Sheriff’s offices in the tri-county area are doing their part to provide protective masks for first responders, healthcare workers and those in essential jobs as the COVID-19 pandemic sweeps across Florida.
At the end of March, the Sumter County Sheriff’s Office started collecting the raw materials to make masks to give out to corrections officers, deputies and other governmental agency employees who come in contact with the public on a daily basis. Detention support specialists then took to their sewing machines and started cranking out the much-needed masks to fill a void across the county.
Since that time, the sheriff’s office has delivered the masks to a variety of agencies, including the Department of Children and Families, Thomas E. Langley Medical Center, Oral and Maxillofacial Surgery & Implant Center, tax collector’s office, school board and clerk of courts.
In Lake County, the sheriff’s office has partnered with Lake Support And Emergency Recovery, the county’s Emergency Management Office and many local churches to provide more than 850 masks to first responders, thanks to the efforts of the sewing program at the jail and from local crafters.
The inmates making the masks are part of the jail’s sewing and textiles work program, which gives inmate skills to use in the workforce when they are released. Many of them will be distributed to the medics working at Lake EMS.
Lt. John Herrell, the sheriff’s office’s public information officer, said the goal is to initially produce 10,000 masks. Once that goal is accomplished, he said more will be produced as they are needed.

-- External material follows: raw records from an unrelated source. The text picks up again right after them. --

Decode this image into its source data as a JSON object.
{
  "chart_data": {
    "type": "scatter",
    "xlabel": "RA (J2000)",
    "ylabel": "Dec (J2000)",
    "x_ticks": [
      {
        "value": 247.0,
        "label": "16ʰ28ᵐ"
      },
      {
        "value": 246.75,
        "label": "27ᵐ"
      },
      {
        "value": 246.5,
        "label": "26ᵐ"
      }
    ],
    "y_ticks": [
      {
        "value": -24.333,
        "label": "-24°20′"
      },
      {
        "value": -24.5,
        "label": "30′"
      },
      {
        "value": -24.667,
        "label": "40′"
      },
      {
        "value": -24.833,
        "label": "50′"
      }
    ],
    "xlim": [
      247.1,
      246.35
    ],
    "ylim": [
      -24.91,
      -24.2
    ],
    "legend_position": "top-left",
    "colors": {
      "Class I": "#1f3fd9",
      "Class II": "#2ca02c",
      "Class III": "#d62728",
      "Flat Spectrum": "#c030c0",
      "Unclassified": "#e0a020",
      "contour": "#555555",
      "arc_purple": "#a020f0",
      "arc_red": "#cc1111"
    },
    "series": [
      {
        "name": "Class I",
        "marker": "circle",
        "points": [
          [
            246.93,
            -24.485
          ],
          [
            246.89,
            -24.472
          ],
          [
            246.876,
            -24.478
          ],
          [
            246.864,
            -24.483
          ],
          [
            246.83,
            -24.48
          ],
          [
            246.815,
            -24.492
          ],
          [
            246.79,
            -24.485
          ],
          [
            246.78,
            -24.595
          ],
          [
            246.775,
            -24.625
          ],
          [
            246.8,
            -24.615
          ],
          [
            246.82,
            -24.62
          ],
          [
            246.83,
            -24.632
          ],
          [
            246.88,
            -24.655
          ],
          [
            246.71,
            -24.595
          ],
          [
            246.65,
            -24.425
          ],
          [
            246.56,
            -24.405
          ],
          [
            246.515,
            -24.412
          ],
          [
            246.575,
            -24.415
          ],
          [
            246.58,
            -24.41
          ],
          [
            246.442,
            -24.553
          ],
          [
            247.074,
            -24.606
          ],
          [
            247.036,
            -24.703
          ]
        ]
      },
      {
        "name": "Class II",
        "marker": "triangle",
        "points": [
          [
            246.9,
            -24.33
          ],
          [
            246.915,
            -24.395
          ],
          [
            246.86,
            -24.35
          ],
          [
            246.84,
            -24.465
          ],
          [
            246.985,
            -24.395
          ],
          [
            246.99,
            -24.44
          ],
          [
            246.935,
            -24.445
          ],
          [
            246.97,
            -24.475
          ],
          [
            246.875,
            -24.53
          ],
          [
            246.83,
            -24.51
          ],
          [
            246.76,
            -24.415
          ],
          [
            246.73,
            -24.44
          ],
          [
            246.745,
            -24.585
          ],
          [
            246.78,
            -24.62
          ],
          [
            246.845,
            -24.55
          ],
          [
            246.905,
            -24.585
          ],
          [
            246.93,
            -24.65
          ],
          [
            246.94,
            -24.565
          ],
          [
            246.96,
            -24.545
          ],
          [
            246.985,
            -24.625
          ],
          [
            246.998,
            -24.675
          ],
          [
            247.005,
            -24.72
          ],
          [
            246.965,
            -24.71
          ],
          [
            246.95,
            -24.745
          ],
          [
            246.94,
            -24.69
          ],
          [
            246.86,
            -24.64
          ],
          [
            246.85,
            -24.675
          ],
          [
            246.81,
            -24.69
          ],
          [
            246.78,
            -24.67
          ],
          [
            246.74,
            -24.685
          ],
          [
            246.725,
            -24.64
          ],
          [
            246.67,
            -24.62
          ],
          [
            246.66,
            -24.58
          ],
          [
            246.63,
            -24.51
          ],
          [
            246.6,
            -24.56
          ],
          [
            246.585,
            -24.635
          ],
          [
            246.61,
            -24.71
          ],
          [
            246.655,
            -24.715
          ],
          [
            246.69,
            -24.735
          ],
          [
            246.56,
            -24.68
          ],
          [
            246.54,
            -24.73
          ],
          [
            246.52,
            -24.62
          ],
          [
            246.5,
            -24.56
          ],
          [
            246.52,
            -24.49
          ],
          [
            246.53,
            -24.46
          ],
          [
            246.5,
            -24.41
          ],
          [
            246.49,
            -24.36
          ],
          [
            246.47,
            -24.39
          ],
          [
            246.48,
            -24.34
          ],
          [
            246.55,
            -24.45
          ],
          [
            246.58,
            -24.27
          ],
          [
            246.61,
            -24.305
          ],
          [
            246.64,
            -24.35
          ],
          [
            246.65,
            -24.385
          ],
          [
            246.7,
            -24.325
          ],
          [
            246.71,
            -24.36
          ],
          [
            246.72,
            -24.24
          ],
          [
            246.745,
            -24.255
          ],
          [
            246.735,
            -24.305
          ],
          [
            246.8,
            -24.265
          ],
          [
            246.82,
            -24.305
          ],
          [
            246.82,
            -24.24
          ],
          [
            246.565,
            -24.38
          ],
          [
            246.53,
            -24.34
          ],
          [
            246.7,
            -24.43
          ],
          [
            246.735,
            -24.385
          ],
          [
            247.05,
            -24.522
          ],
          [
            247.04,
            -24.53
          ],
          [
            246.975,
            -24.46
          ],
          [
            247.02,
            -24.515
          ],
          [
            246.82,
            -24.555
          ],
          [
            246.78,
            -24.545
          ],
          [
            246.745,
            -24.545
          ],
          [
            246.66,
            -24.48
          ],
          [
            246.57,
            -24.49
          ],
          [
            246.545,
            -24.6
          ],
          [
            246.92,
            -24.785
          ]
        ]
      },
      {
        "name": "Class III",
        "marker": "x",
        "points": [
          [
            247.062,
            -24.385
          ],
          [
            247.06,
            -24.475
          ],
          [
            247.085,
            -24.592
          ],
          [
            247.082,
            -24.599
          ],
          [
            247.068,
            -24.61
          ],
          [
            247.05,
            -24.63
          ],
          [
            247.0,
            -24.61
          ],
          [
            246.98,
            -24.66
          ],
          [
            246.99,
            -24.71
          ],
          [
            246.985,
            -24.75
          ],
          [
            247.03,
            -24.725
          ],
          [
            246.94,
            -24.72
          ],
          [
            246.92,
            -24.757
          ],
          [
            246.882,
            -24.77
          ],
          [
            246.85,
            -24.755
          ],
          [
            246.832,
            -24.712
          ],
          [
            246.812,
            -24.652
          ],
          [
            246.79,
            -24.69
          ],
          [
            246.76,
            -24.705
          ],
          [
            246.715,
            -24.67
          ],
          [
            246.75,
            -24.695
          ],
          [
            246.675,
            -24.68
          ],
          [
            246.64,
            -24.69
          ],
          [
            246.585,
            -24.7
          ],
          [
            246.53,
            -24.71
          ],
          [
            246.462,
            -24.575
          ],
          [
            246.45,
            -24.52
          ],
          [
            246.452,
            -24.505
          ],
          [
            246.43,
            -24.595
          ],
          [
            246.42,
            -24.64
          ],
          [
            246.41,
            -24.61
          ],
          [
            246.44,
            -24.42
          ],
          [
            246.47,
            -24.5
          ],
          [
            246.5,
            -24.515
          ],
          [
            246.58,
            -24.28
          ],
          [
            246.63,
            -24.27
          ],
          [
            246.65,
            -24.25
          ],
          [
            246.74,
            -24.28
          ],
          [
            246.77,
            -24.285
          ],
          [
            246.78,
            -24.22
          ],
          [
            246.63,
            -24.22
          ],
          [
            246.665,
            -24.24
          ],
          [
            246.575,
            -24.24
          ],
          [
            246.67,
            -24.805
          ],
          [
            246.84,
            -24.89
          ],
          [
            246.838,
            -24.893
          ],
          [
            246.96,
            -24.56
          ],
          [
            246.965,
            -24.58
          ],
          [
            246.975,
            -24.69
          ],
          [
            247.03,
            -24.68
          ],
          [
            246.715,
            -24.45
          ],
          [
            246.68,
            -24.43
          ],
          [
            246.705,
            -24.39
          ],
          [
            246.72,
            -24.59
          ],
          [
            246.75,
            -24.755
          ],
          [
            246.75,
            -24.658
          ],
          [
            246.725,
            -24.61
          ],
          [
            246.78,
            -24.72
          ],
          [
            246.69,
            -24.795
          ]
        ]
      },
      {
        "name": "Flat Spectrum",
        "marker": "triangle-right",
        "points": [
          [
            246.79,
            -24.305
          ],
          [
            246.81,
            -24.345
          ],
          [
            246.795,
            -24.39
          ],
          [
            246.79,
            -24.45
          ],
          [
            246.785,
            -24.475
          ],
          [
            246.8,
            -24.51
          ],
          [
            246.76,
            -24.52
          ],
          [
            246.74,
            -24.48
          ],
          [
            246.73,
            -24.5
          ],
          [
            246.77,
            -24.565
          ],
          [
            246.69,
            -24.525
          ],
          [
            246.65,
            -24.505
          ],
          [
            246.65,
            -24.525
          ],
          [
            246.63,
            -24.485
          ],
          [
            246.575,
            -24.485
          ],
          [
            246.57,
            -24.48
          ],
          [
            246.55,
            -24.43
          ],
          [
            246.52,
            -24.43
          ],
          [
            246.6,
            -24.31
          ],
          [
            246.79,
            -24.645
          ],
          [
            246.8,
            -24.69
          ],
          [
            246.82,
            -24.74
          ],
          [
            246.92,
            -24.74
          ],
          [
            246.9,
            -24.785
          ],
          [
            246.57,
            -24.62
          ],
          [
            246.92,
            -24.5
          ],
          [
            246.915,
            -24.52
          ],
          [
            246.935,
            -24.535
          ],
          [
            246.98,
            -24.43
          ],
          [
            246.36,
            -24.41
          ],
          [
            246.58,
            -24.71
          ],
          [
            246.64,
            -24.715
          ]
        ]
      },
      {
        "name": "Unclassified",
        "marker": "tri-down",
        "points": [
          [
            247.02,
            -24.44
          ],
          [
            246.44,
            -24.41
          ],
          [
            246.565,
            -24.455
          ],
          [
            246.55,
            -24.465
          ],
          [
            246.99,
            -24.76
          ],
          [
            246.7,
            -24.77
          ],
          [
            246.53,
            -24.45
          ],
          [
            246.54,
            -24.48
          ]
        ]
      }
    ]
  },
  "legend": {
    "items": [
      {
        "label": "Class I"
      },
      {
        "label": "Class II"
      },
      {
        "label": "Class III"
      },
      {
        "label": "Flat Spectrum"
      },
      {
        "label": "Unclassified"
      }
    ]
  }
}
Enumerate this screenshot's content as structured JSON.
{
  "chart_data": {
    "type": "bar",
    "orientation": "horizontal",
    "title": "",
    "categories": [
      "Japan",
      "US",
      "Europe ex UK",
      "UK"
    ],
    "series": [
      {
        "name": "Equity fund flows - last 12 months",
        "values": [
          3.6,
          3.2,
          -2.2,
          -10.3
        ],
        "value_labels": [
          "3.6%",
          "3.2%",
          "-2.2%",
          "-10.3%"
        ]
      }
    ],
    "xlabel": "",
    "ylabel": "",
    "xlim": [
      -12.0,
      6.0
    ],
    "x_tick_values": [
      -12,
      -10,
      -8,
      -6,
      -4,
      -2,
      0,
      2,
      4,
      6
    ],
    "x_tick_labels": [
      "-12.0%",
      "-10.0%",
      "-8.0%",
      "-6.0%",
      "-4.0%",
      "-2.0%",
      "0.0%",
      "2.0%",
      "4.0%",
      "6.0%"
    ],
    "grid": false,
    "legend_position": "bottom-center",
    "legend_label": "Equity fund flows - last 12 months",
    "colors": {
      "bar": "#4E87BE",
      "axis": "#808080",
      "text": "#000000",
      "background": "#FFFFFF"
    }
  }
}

In Marion County, the sheriff’s office acquired the needed materials for masks on Thursday and inmate volunteers at the jail went to work in the facility’s sewing room. The high-quality materials being used are rated to prevent more than 99 percent of dangerous airborne germs.
The masks will be donated to those providing direct care to Marion
County residents, such as Marion Senior Services, which delivers meals and provides transportation to those in need, and local nursing homes, among others.
“I know our hospitals are a priority right now, but my hope is that these additional masks will help those agencies and offices outside of the hospitals that are finding their resources stretched right now,” Sheriff Billy Woods said. “I applaud these inmates that have volunteered to step up and do their part to help during this time. With our senior citizens having been identified as the most at-risk population, our hopes are that this effort will contribute to their safety.”
Marion County services and nursing homes in need of masks are encouraged to contact the sheriff’s office’s Citizen Information Line at (352) 369-7500.
The daughter of a longtime Villages doctor also has been busy producing masks for medical providers. Lynda Cowin Nijensohn, 45, whose father is local orthopedic surgeon Dr. John Cowin, and her two children – 14-year-old Mariana and 12-year-old Jed – live in the Boston area and have been making masks for medical professionals there and in the tri-county local area.
“In this time of crisis everyone wants to help,” Cowin said. “This is a way to contribute to the effort. They have made over 200 masks, which I have given to healthcare providers. I’m so proud of them.”